The story takes a good long time to get where it is trying to go. First, the reader is introduced to the bad guy, Bruno Frye. He sits in a restaurant, eating an ungodly huge amount of food, and thinking about exactly how he’d like to kill the waitress.
Then it jumps to a bit about the heroine, Hilary (a name I cannot read today without immediately thinking of Hilary Clinton and her upcoming election campaign), who is a newly rich screenplay writer. She is the stereotypical formerly abused kid from inner city Chicago that grew up and “made it”. She now lives in a big house in California, but is still haunted by the demons of what she endured as a child. Granted, it was pretty bad, but it just comes across so…. I don’t know… “After School Special”. Hillary is also fighting to be a success as a screenwriter, and having difficulty because she is a woman. That part feels so very outdated as I read it now, in 2007.

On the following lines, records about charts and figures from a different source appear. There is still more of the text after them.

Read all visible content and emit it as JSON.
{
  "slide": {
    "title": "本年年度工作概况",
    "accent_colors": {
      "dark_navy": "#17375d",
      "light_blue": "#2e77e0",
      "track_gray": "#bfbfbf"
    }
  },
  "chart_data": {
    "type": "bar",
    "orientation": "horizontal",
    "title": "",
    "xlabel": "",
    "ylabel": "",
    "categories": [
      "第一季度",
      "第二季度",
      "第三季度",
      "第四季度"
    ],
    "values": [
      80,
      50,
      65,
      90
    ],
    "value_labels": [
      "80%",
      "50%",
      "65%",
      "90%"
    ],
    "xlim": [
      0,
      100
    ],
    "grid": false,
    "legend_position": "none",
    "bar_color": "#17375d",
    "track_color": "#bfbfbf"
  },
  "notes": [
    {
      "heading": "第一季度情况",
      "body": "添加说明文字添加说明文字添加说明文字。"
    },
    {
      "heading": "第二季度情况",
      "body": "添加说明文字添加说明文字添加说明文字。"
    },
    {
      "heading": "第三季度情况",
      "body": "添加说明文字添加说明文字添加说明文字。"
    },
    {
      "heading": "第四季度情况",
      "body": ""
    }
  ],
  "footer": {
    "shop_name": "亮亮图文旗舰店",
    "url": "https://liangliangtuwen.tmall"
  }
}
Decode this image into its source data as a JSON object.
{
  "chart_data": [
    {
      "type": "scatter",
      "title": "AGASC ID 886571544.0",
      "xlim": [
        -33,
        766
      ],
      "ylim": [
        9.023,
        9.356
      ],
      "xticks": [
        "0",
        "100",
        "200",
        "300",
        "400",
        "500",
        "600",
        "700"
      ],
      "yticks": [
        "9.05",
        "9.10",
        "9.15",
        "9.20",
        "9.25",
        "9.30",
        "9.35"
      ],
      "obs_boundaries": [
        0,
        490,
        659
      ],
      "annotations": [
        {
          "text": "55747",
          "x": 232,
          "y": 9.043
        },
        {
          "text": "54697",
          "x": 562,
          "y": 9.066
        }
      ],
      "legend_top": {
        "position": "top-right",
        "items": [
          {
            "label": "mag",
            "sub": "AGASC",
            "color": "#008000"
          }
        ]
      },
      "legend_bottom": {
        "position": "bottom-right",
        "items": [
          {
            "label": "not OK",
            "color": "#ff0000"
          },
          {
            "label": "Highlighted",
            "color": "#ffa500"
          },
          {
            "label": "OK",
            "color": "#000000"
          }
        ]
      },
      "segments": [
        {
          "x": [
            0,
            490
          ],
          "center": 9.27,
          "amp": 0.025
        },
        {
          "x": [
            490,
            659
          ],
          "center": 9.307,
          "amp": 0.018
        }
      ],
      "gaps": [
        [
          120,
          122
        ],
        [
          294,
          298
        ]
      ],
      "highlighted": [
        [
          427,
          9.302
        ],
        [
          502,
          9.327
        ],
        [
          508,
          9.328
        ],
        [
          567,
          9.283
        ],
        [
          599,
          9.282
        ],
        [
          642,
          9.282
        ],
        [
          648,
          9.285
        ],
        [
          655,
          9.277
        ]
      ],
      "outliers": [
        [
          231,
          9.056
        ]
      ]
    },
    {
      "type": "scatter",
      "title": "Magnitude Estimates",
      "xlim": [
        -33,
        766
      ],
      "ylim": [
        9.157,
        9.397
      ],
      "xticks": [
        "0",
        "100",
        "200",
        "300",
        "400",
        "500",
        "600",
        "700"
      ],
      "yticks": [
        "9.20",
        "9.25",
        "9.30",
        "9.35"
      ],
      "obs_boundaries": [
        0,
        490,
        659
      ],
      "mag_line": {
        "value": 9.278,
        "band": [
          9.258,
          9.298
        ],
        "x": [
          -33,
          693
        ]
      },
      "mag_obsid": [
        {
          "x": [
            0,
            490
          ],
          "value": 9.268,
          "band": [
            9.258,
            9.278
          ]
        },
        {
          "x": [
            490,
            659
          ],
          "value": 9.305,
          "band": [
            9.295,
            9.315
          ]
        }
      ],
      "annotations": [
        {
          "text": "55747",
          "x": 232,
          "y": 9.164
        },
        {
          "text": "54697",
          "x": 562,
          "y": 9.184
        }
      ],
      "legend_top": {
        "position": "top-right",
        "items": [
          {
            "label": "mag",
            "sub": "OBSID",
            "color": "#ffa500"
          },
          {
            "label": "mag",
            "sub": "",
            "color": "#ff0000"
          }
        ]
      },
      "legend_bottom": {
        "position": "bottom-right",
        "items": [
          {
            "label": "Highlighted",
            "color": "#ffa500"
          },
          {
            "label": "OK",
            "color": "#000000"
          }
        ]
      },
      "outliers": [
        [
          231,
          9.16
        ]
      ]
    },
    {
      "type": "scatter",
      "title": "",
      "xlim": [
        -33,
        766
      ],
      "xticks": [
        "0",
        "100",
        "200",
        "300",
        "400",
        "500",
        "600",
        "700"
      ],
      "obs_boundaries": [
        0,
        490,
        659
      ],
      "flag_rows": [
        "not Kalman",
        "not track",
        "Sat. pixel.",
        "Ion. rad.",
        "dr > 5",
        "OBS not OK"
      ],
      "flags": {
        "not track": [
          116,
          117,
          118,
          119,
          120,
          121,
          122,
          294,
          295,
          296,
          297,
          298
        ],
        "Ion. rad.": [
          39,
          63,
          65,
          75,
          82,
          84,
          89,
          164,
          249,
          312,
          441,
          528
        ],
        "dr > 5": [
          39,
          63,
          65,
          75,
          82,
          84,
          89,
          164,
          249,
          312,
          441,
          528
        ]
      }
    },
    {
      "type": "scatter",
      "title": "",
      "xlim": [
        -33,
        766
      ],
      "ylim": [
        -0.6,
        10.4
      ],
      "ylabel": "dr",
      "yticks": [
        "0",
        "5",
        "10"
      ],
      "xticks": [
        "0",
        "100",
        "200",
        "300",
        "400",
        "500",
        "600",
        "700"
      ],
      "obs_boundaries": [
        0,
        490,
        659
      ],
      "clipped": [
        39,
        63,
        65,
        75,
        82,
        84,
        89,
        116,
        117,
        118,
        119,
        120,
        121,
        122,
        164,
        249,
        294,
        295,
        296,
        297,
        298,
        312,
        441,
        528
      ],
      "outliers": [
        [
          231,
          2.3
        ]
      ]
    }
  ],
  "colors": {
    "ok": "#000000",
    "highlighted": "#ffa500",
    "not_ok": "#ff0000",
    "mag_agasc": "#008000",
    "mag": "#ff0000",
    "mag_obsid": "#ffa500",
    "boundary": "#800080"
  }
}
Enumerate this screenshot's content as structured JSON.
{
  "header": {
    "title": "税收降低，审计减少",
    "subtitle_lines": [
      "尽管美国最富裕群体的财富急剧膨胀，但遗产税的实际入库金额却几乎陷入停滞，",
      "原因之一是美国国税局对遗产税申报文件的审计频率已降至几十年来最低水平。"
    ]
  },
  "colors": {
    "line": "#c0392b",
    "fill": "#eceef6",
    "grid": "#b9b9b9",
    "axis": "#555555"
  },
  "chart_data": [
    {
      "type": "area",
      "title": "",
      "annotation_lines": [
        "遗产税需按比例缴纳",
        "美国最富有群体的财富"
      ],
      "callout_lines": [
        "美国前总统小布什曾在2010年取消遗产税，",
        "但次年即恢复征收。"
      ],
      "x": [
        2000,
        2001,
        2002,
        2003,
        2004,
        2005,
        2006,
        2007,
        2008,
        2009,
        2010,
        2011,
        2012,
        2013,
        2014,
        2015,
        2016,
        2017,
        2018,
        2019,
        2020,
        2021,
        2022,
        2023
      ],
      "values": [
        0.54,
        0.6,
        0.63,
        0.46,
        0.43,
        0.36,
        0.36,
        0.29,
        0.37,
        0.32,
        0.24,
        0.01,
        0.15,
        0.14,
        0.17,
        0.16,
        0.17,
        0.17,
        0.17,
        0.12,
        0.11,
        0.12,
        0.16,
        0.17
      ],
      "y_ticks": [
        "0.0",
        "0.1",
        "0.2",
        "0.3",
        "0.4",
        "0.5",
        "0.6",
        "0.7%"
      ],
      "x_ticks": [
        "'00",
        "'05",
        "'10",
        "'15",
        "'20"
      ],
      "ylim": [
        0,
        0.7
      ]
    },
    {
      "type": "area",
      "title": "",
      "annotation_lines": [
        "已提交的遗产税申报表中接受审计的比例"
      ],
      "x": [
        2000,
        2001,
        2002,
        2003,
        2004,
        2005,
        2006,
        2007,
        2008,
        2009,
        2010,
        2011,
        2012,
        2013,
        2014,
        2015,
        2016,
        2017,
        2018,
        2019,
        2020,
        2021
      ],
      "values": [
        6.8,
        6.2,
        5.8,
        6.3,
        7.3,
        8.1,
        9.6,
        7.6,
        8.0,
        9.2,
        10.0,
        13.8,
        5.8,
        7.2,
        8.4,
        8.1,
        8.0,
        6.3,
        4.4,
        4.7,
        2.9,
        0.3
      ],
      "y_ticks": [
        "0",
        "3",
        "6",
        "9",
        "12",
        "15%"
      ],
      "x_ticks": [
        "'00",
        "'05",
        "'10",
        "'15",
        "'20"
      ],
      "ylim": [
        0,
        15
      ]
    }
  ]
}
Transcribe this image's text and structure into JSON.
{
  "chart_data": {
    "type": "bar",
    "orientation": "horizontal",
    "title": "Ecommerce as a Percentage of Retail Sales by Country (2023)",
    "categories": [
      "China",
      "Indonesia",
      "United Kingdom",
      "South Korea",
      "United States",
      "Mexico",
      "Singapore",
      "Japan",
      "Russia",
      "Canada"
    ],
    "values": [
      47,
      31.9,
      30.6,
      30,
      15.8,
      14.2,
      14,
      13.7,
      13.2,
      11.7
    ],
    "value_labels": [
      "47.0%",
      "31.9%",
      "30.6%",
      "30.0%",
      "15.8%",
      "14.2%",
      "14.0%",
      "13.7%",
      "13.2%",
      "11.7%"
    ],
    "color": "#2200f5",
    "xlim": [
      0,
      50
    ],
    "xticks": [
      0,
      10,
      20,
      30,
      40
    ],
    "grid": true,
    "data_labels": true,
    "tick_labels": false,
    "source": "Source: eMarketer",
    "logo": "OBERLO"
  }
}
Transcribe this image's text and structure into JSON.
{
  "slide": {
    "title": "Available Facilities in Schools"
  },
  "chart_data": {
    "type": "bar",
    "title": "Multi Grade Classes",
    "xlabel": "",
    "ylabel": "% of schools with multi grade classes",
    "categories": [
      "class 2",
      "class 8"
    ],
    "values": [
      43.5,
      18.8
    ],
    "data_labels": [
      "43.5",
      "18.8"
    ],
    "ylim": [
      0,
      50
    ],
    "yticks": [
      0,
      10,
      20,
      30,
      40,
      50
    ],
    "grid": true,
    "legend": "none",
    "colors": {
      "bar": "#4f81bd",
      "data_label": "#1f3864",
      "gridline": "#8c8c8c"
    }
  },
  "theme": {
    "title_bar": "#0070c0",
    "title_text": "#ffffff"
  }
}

Then the book jumps to Tony, the hero of the story, a detective who really would rather be an artist. He’s just too afraid to make that jump. He is another walking stereotype, and it’s clear right away that Hilary and Tony will meet and fall in love. It takes forever to get there, and you get to sift through a lot of “but how can I trust you, after the abuse I suffered through?” stuff. It’s no suprize when they finally do get together, because it was so blatantly telegraphed in the preceding story. The love scenes are poorly written, and made me cringe more than some of the scenes where people were getting stabbed and killed. Ick!
Bruno, of course, attacks Hillary and tries to kill her. He thinks she is his dead mother, Katherine, back from the dead. She survives, and when he comes back to try a second attempt, Hillary ends up killing him. So many pages are spent detailing exactly what happened to Bruno’s body. Where it was found, what hospital it went to, where the autopsy was done, which funeral home prepared it for the funeral, etc. etc. It’s a big neon sign flashing on and off that says “This guy is coming back from the dead.” I wasn’t surprised when Bruno seemed to return from the grave.
This book leaves a lot of important details hanging until the very end. There is a whole other story line the reader slowly and painfully discovers bit by bit as you dig through the story about what happened to Bruno when he was a child, and what happened to his mother as a child. Some attempt is made to feel sorry for this homicidal maniac, because he was also an abused child. Hillary feels sorry for him, reflecting on her own terrible childhood, which to me, felt very fake. This is a guy that tried to kill her more than once, and was a serial killer for years and years, claiming many victims. Who could empathize with that?
Anyway, in short, I didn’t really enjoy this book. It feels very dated, it takes forever to get where it was going, and it throws together at the end what could have been a much more interesting story if it was more developed. The characters are flat, and the story line tends to signal ahead of time way too much of the events before they happen. Just wasn’t scary enough for me.
If you like Koontz, do yourself a favor, and read The Husband instead. It just came out in paperback, and is ever so much better than Whispers was.